Para o ministro, “é plausível a tese no sentido de que o ato normativo do CNJ ora impugnado esbarra em obstáculos de ordem constitucional, principalmente no tocante ao pacto federativo e à autonomia do Tribunal local para efetuar a sua organização judiciária interna”. Com informações da assessoria de imprensa do STF.

MS 33.080

Clique aqui para ler a decisão.

Revista Consultor Jurídico, 24 de julho de 2014, 12h02

Comentários de leitores

2 comentários

O vazio de Lewandoski

ABSipos (Advogado Autônomo)

O rigor formal e apego às leis em detrimento dos princípios constitucionais e da função social do Direito caracterizam um juiz incompetente, ou vazio. Vazio de amor ao Direito, vazio de coragem e vazio de importância ao desenvolvimento de um Estado Social.
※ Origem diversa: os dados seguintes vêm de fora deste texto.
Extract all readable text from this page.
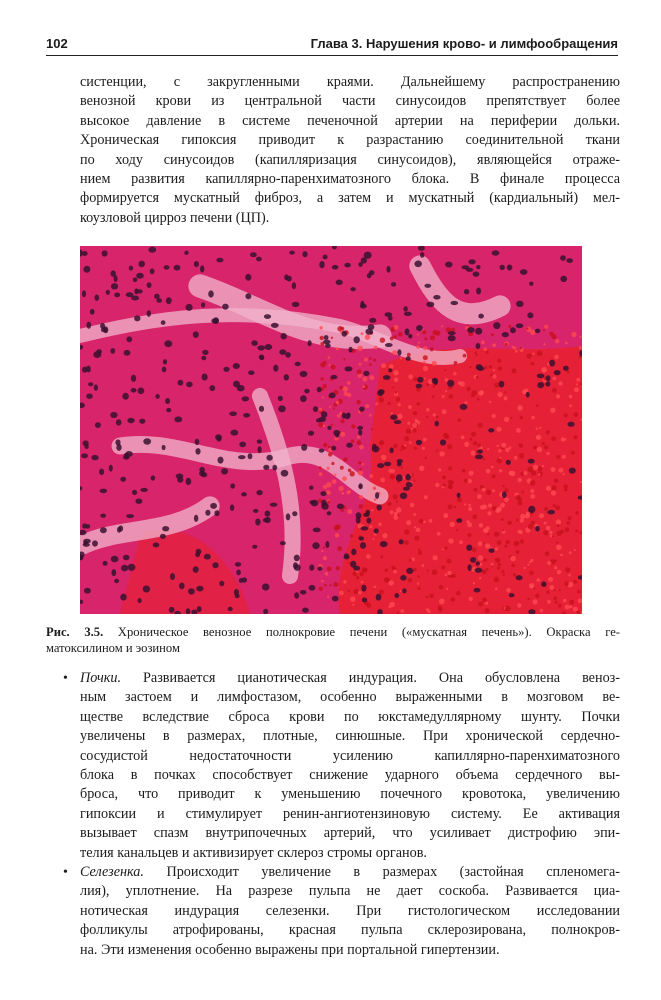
102	Глава 3. Нарушения крово- и лимфообращения
систенции, с закругленными краями. Дальнейшему распространению
венозной крови из центральной части синусоидов препятствует более
высокое давление в системе печеночной артерии на периферии дольки.
Хроническая гипоксия приводит к разрастанию соединительной ткани
по ходу синусоидов (капилляризация синусоидов), являющейся отраже-
нием развития капиллярно-паренхиматозного блока. В финале процесса
формируется мускатный фиброз, а затем и мускатный (кардиальный) мел-
коузловой цирроз печени (ЦП).
Рис. 3.5. Хроническое венозное полнокровие печени («мускатная печень»). Окраска ге-
матоксилином и эозином
• Почки. Развивается цианотическая индурация. Она обусловлена веноз-
ным застоем и лимфостазом, особенно выраженными в мозговом ве-
ществе вследствие сброса крови по юкстамедуллярному шунту. Почки
увеличены в размерах, плотные, синюшные. При хронической сердечно-
сосудистой недостаточности усилению капиллярно-паренхиматозного
блока в почках способствует снижение ударного объема сердечного вы-
броса, что приводит к уменьшению почечного кровотока, увеличению
гипоксии и стимулирует ренин-ангиотензиновую систему. Ее активация
вызывает спазм внутрипочечных артерий, что усиливает дистрофию эпи-
телия канальцев и активизирует склероз стромы органов.
• Селезенка. Происходит увеличение в размерах (застойная спленомега-
лия), уплотнение. На разрезе пульпа не дает соскоба. Развивается циа-
нотическая индурация селезенки. При гистологическом исследовании
фолликулы атрофированы, красная пульпа склерозирована, полнокров-
на. Эти изменения особенно выражены при портальной гипертензии.
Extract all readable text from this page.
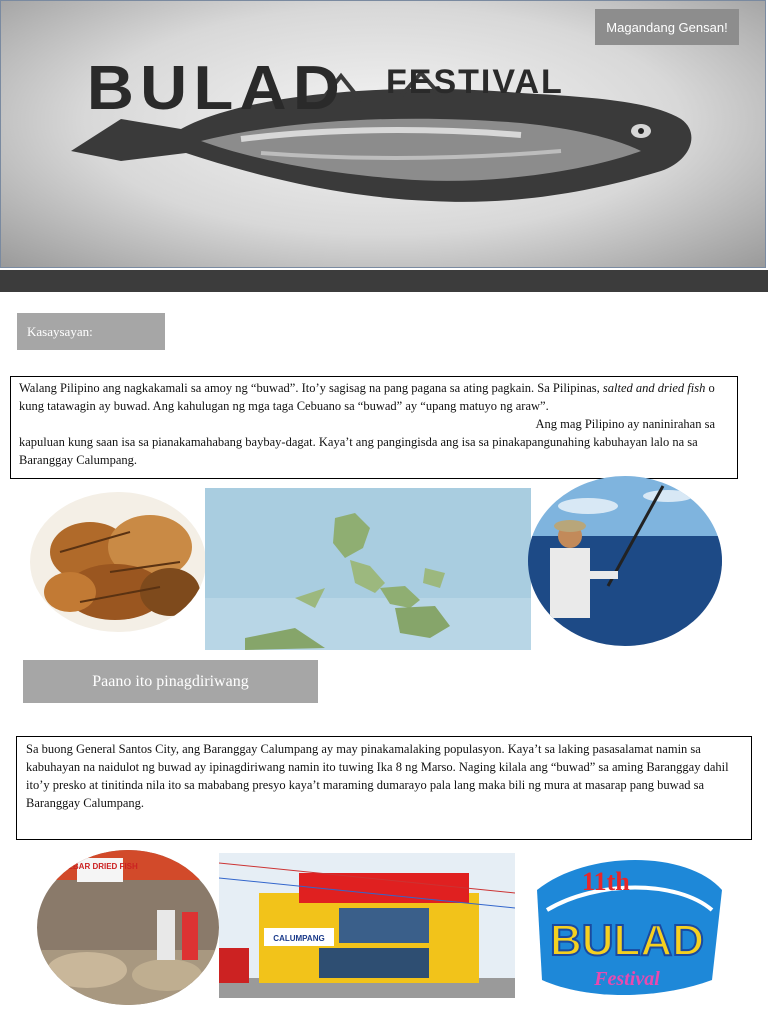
BULAD FESTIVAL
Magandang Gensan!
Kasaysayan:
Walang Pilipino ang nagkakamali sa amoy ng “buwad”. Ito’y sagisag na pang pagana sa ating pagkain. Sa Pilipinas, salted and dried fish o kung tatawagin ay buwad. Ang kahulugan ng mga taga Cebuano sa “buwad” ay “upang matuyo ng araw”.
Ang mag Pilipino ay naninirahan sa
kapuluan kung saan isa sa pianakamahabang baybay-dagat. Kaya’t ang pangingisda ang isa sa pinakapangunahing kabuhayan lalo na sa Baranggay Calumpang.
Paano ito pinagdiriwang
Sa buong General Santos City, ang Baranggay Calumpang ay may pinakamalaking populasyon. Kaya’t sa laking pasasalamat namin sa kabuhayan na naidulot ng buwad ay ipinagdiriwang namin ito tuwing Ika 8 ng Marso. Naging kilala ang “buwad” sa aming Baranggay dahil ito’y presko at tinitinda nila ito sa mababang presyo kaya’t maraming dumarayo pala lang maka bili ng mura at masarap pang buwad sa Baranggay Calumpang.
ALBAR DRIED FISH
CALUMPANG
11th
BULAD
Festival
É assim que vejo o Lewandoski, pessoa que cumpre a função que seria (melhor) exercida por um computador devidamente configurado e abastecido com todas as leis existentes em nosso ordenamento e que aplicaria, matematicamente, a aparentemente, solução mais correta ao caso, mantendo o status quo inalterado (redundâncias!).

Ao Colega "mfontam": O colega provavelmente vive alguma realidade que não compartilho. Pela minha experiência, o corporativismo é algo gritante e vergonhoso, sendo que as tais "punições" que o colega afirma soam como piadas, visto se tratar de, quando muito, aposentadoria compulsória (em casos graves), com proventos proporcionais até o final de suas vidas, situação de conforto que poucos fazem jus no país.

Caça as bruxas!

mfontam (Advogado Sócio de Escritório - Administrativa)

Salvo engano, já faz algum tempo que está havendo uma caça as bruxas contra os magistrados. Um presidente de tribunal afastado porque as contas estaria erradas. Outro dia, outro desembargador afastado porque paquerou. Outro dia uma desembargadora e uma juíza afastadas porque a decisão judicial que emitiram estaria equivocada. Ou seja, não estaria havendo muita hipocrisia e um moralismo barato que acabaram por eleger os magistrados como os bodes espiatorios. Isso faz lembrar em certa época da Alemanha, que tudo era culpa dos judeus! Agora, na justiça brasileira, tudo e culpa dos juízes! Impressionante a quantidade de magistrados que estão sendo afastados e punidos por decisões judiciais. Caberia ao STF averiguar se isso esta correto e se não há um sensacionalismo barato e exibicionista nesses assassinatos de reputações juízes.